Constructing IF statements

If you have ever done any programming, you probably be familiar with constructing a simple if statement because it is one of the most common programming control structures used. If you do not have programming experience or are new to ASP, this page will show you how to get started with constructing IF statements in ASP. In the context of programming, constructing of conditions involves conditional expression (or simply one or more conditions), and an action, if any.

Whether or not you have realized, in our daily lives we use if statements all the times. For example, you may say if I am thirsty, I want to drink a glass of water. Our condition in this case is "if I am thirsty." The action is drinking glass of water. Notice here our action is dependent on the satisfaction of the condition. Similarly, the action that our program will perform will depend on the outcome of the conditional expression. A conditional expression simply evaluates either to true (condition being met) or false (condition is not met).

Fortunately, constructing conditions in ASP using VBScript is very straight forward process because it uses English language like words. The following shows the general syntax for constructing an IF statement:

IF condition(s) THEN
ASP Statement(s)
END IF

The IF, THEN, and END IF are all keywords of VBScript in ASP. One or more conditions are placed after the keyword IF. If more than one condition is used, a logical operator (i.e., AND, OR, or NOT) must be used to connect the conditions. After the condition, the keyword THEN must be used to end the listing of condition(s) and to list the statements that need to be processed if the condition is met. The END IF keyword indicates the end of an IF..THEN block.

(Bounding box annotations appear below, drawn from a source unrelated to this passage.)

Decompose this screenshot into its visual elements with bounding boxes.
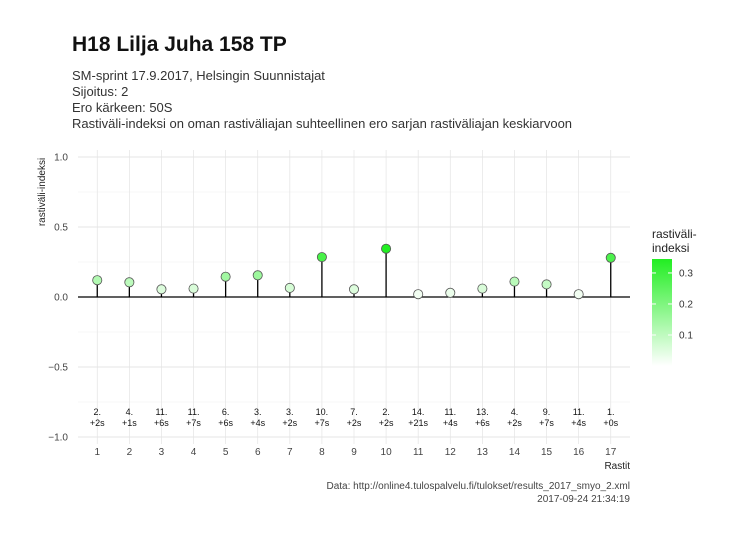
leg-rank-label: 9. — [543, 407, 551, 417]
x-tick-label: 10 — [381, 447, 393, 458]
x-axis-title: Rastit — [604, 461, 630, 472]
leg-gap-label: +6s — [154, 418, 169, 428]
lollipop-point — [381, 243, 392, 254]
leg-gap-label: +6s — [475, 418, 490, 428]
leg-gap-label: +4s — [443, 418, 458, 428]
lollipop-point — [188, 283, 199, 294]
x-tick-label: 15 — [541, 447, 553, 458]
leg-rank-label: 11. — [573, 407, 585, 417]
lollipop-point — [445, 287, 456, 298]
leg-rank-label: 3. — [286, 407, 294, 417]
leg-rank-label: 2. — [93, 407, 101, 417]
leg-gap-label: +2s — [507, 418, 522, 428]
leg-rank-label: 11. — [188, 407, 200, 417]
leg-rank-label: 6. — [222, 407, 230, 417]
lollipop-point — [541, 279, 552, 290]
x-tick-label: 8 — [319, 447, 325, 458]
leg-rank-label: 10. — [316, 407, 329, 417]
x-tick-label: 6 — [255, 447, 261, 458]
leg-gap-label: +1s — [122, 418, 137, 428]
chart-title: H18 Lilja Juha 158 TP — [72, 33, 287, 56]
leg-rank-label: 4. — [511, 407, 519, 417]
legend-colorbar — [652, 259, 672, 366]
legend-break-label: 0.1 — [679, 330, 693, 341]
lollipop-point — [284, 282, 295, 293]
legend-break-label: 0.3 — [679, 268, 693, 279]
leg-rank-label: 11. — [156, 407, 168, 417]
leg-rank-label: 3. — [254, 407, 262, 417]
lollipop-point — [316, 252, 327, 263]
y-axis-title: rastiväli-indeksi — [37, 158, 48, 226]
x-tick-label: 16 — [573, 447, 585, 458]
lollipop-point — [220, 271, 231, 282]
leg-rank-label: 14. — [412, 407, 425, 417]
x-tick-label: 5 — [223, 447, 229, 458]
leg-rank-label: 1. — [607, 407, 615, 417]
x-tick-label: 1 — [94, 447, 100, 458]
leg-gap-label: +2s — [347, 418, 362, 428]
lollipop-point — [477, 283, 488, 294]
lollipop-point — [124, 277, 135, 288]
leg-rank-label: 7. — [350, 407, 358, 417]
lollipop-point — [413, 289, 424, 300]
lollipop-point — [348, 284, 359, 295]
leg-gap-label: +6s — [218, 418, 233, 428]
subtitle-placement: Sijoitus: 2 — [72, 84, 129, 99]
y-tick-label: 1.0 — [54, 153, 68, 164]
x-tick-label: 7 — [287, 447, 293, 458]
leg-gap-label: +7s — [186, 418, 201, 428]
leg-gap-label: +0s — [603, 418, 618, 428]
subtitle-gap-to-leader: Ero kärkeen: 50S — [72, 100, 173, 115]
x-tick-label: 2 — [127, 447, 133, 458]
lollipop-point — [92, 275, 103, 286]
y-tick-label: 0.0 — [54, 293, 68, 304]
x-tick-label: 3 — [159, 447, 165, 458]
lollipop-point — [156, 284, 167, 295]
lollipop-point — [509, 276, 520, 287]
x-tick-label: 12 — [445, 447, 457, 458]
y-tick-label: 0.5 — [54, 223, 68, 234]
data-source-caption: Data: http://online4.tulospalvelu.fi/tul… — [326, 481, 630, 492]
leg-gap-label: +7s — [315, 418, 330, 428]
legend-title-line-1: rastiväli- — [652, 227, 697, 241]
x-tick-label: 14 — [509, 447, 521, 458]
x-tick-label: 9 — [351, 447, 357, 458]
lollipop-point — [573, 289, 584, 300]
leg-gap-label: +4s — [571, 418, 586, 428]
x-tick-label: 13 — [477, 447, 489, 458]
leg-gap-label: +2s — [90, 418, 105, 428]
legend-title: rastiväli- indeksi — [652, 227, 712, 255]
x-tick-label: 4 — [191, 447, 197, 458]
y-tick-label: −0.5 — [48, 363, 68, 374]
leg-rank-label: 2. — [382, 407, 390, 417]
leg-gap-label: +2s — [379, 418, 394, 428]
leg-rank-label: 13. — [476, 407, 489, 417]
leg-gap-label: +2s — [282, 418, 297, 428]
y-tick-label: −1.0 — [48, 433, 68, 444]
leg-rank-label: 11. — [444, 407, 456, 417]
lollipop-point — [252, 270, 263, 281]
leg-gap-label: +7s — [539, 418, 554, 428]
timestamp-caption: 2017-09-24 21:34:19 — [537, 494, 630, 505]
subtitle-index-explanation: Rastiväli-indeksi on oman rastiväliajan … — [72, 116, 573, 131]
x-tick-label: 17 — [605, 447, 617, 458]
subtitle-event: SM-sprint 17.9.2017, Helsingin Suunnista… — [72, 68, 325, 83]
legend-title-line-2: indeksi — [652, 241, 690, 255]
leg-gap-label: +21s — [408, 418, 428, 428]
leg-rank-label: 4. — [126, 407, 134, 417]
leg-gap-label: +4s — [250, 418, 265, 428]
x-tick-label: 11 — [413, 447, 424, 458]
lollipop-point — [605, 252, 616, 263]
legend-break-label: 0.2 — [679, 299, 693, 310]
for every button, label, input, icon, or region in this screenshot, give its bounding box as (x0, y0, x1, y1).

Let's do a simple example of finding an even number. If a number is divisible by 2 and the remainder is 0, then it is an even number. Because 2, 4, 6, 8, and 10 are all divisible by 2 and their remainder is 0, these are even numbers. A MOD operator can be used to test the condition that if a number is even. A MOD operator returns the remainder of two numbers. We can test for an even number by using an IF..THEN statement:

IF intAnyNumber MOD 2 = 0 THEN
response.write intAnyNumber & " is an even number"
END IF

In this example, we constructed a condition that checks if a number (or the value of the variable intAnyNumber) is even. If the number is even, we print out a message saying the number is even. If the number is not even (in other words, if the condition is not met), the response.write statement is not executed. Consequently, nothing will be printed to the screen. The following illustration summarizes this example:

Constructing an IF statement for finding an even number
Illustrating showing an IF statement to determine if a number is even

In the following program we determine if the number 100 is even using a condition similar to what we used above:

<%
DIM intOneHundred
intOneHundred = 100
IF intOneHundred MOD 2 = 0 THEN
response.write intOneHundred & " is an even number"
END IF
%>

In this example, we start by declaring a variable called intOneHundred. In the next line, we assign the value 100 to intOneHundred, using the assignment operator. Next, we write an IF statement to check if the result of the MOD operator equals 0. If the result of this operation is 0, then, the number, in this case 100, must be an even. If our IF statement is satisfied, then, we print a message indicating 100 is even. The END IF statement ends the IF condition. What would be the result of this program? Because 100 is divisible by 2, our IF condition will be satisfied, as shown here:

100 is an even number

If it helps, you may start constructing a condition in words before writing the actual programming code:

If (number is even) then
Print number is even
End if

That may also be helpful if you have to write complex conditions. Because an IF..THEN statement is a most commonly used conditional logic structure, it is worth understanding how it constructed and how it works.